Calculating Torque at the ElbowTags: think and design
Task: Design an equation to model the torque at the elbow linearly
In order to maximize our robot performance, we need to be able to use motors and gears with the most ideal gear ratios. This means having the right amount of torque to produce the most efficient performance out of our robot arm. As the arm extends, there is quite a bit of torque on the elbow. We want to model this torque as a function which will allow us to better analyze how much rotational force is being exerted on the elbow and whether the gear ratio of the gears at the elbow could be improved by using a different gear set.

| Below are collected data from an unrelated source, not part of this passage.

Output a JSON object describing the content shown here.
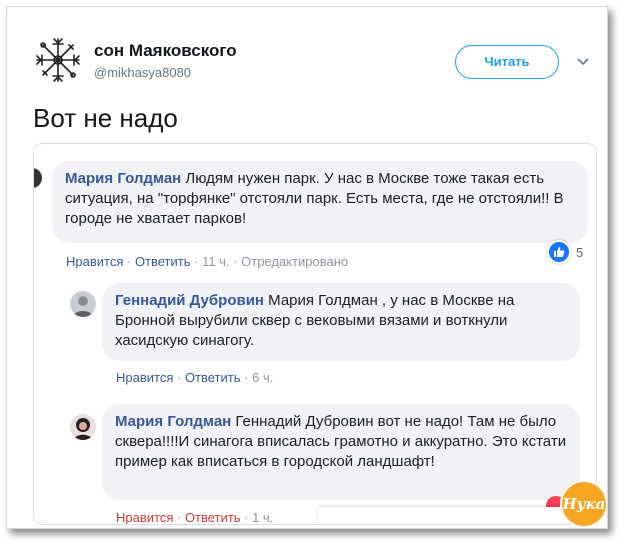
{
  "tweet": {
    "author_name": "сон Маяковского",
    "author_handle": "@mikhasya8080",
    "follow_label": "Читать",
    "text": "Вот не надо",
    "icons": {
      "avatar": "vegvisir-symbol-icon",
      "menu": "chevron-down-icon"
    }
  },
  "comments": [
    {
      "name": "Мария Голдман",
      "text": "Людям нужен парк. У нас в Москве тоже такая есть ситуация, на \"торфянке\" отстояли парк. Есть места, где не отстояли!! В городе не хватает парков!",
      "like": "Нравится",
      "reply": "Ответить",
      "time": "11 ч.",
      "edited": "Отредактировано",
      "reaction_count": "5"
    },
    {
      "name": "Геннадий Дубровин",
      "text": "Мария Голдман , у нас в Москве на Бронной вырубили сквер с вековыми вязами и воткнули хасидскую синагогу.",
      "like": "Нравится",
      "reply": "Ответить",
      "time": "6 ч."
    },
    {
      "name": "Мария Голдман",
      "text": "Геннадий Дубровин вот не надо! Там не было сквера!!!!И синагога вписалась грамотно и аккуратно. Это кстати пример как вписаться в городской ландшафт!",
      "like": "Нравится",
      "reply": "Ответить",
      "time": "1 ч."
    }
  ],
  "watermark": "Нука",
  "colors": {
    "twitter_blue": "#1da1f2",
    "fb_link": "#385898",
    "bubble_bg": "#f0f2f5",
    "like_blue": "#1877f2"
  }
}
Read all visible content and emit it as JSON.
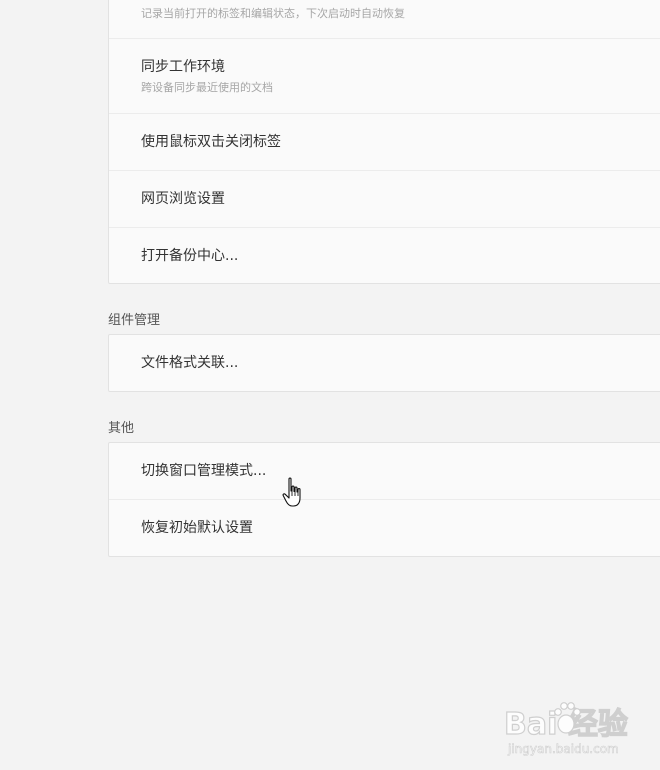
{
  "card1": {
    "items": [
      {
        "desc": "记录当前打开的标签和编辑状态，下次启动时自动恢复"
      },
      {
        "label": "同步工作环境",
        "desc": "跨设备同步最近使用的文档"
      },
      {
        "label": "使用鼠标双击关闭标签"
      },
      {
        "label": "网页浏览设置"
      },
      {
        "label": "打开备份中心..."
      }
    ]
  },
  "sections": {
    "components": {
      "title": "组件管理",
      "items": [
        {
          "label": "文件格式关联..."
        }
      ]
    },
    "other": {
      "title": "其他",
      "items": [
        {
          "label": "切换窗口管理模式..."
        },
        {
          "label": "恢复初始默认设置"
        }
      ]
    }
  },
  "watermark": {
    "logo_text": "Bai 经验",
    "url": "jingyan.baidu.com"
  },
  "icons": {
    "cursor": "hand-pointer-icon"
  }
}
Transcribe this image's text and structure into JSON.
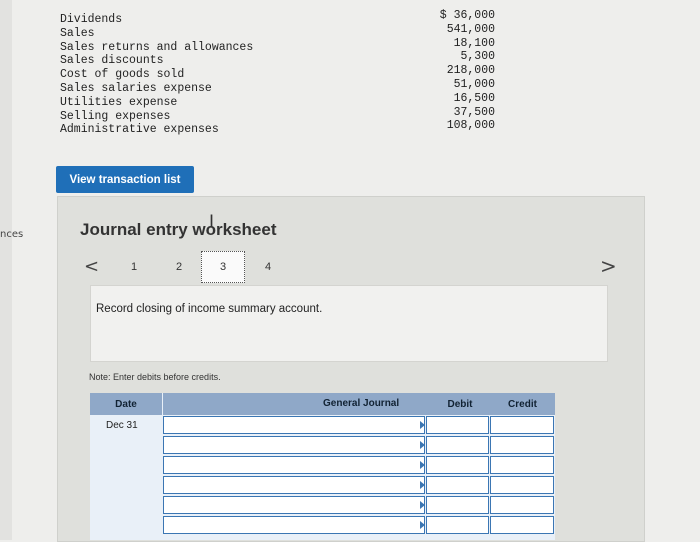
{
  "sidebar": {
    "label": "nces"
  },
  "accounts": [
    {
      "name": "Dividends",
      "value": "$ 36,000"
    },
    {
      "name": "Sales",
      "value": "541,000"
    },
    {
      "name": "Sales returns and allowances",
      "value": "18,100"
    },
    {
      "name": "Sales discounts",
      "value": "5,300"
    },
    {
      "name": "Cost of goods sold",
      "value": "218,000"
    },
    {
      "name": "Sales salaries expense",
      "value": "51,000"
    },
    {
      "name": "Utilities expense",
      "value": "16,500"
    },
    {
      "name": "Selling expenses",
      "value": "37,500"
    },
    {
      "name": "Administrative expenses",
      "value": "108,000"
    }
  ],
  "view_button": "View transaction list",
  "worksheet": {
    "title": "Journal entry worksheet",
    "pages": [
      "1",
      "2",
      "3",
      "4"
    ],
    "active_page": "3",
    "instruction": "Record closing of income summary account.",
    "note": "Note: Enter debits before credits."
  },
  "table": {
    "headers": {
      "date": "Date",
      "general_journal": "General Journal",
      "debit": "Debit",
      "credit": "Credit"
    },
    "rows": [
      {
        "date": "Dec 31"
      },
      {
        "date": ""
      },
      {
        "date": ""
      },
      {
        "date": ""
      },
      {
        "date": ""
      },
      {
        "date": ""
      }
    ]
  }
}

The torque at the elbow is a dynamic variable that changes as the arm is extended further and further. As such, we decided to model this equation as a function. Torque is generally T = Frsin(theta). F is force which can be derived by multiplying the mass of the arm (m) with g, the acceleration due to gravity. g can be otherwise defined as g = G, the universal gravitational constant, * (m/r * r). r is the distance from the center of mass of the arm when fully retracted to the axis of rotation, which is, in this case, the elbow. This value can be defined by 170.4 meters. However, since the center of mass changes as the arm extends, r is not a constant and as such can be modeled as C + x, where C is the constant for the center of mass when the arm is fully retracted increasing by x, wherein x is the value in meters by which the arm extends. C can be defined by 2358.68 grams. As the arm is extended, the axis of rotation is in motion so theta, the angle in degrees between the vertical and the position of the arm changes linearly and as such, cannot be represented as a constant. However, since this angle is more difficult to derive, and since the angle between the position of the arm and the horizontal is already shown in the code for the controls operating the elbow, theta can simply be stated as 90 - theta_0, wherein theta_0 is the angle between the horizontal and the position of the arm. The torque due to gravity at the elbow can be represented as the function T = 2358.68 grams g(170.4 meters + x)sin(90 - theta_0) wherein theta_0 and x are parameters which can be taken from the articluation positions.
Being able to model torque as a function will allow us to understand how much torque is needed for the robot to stack a certain number of stones. By identifying the non-constant values of the torque function, we will be able to analyze what specific values produce the best robot performance, as well as whether that performance can be improved by lightening the load on the arm.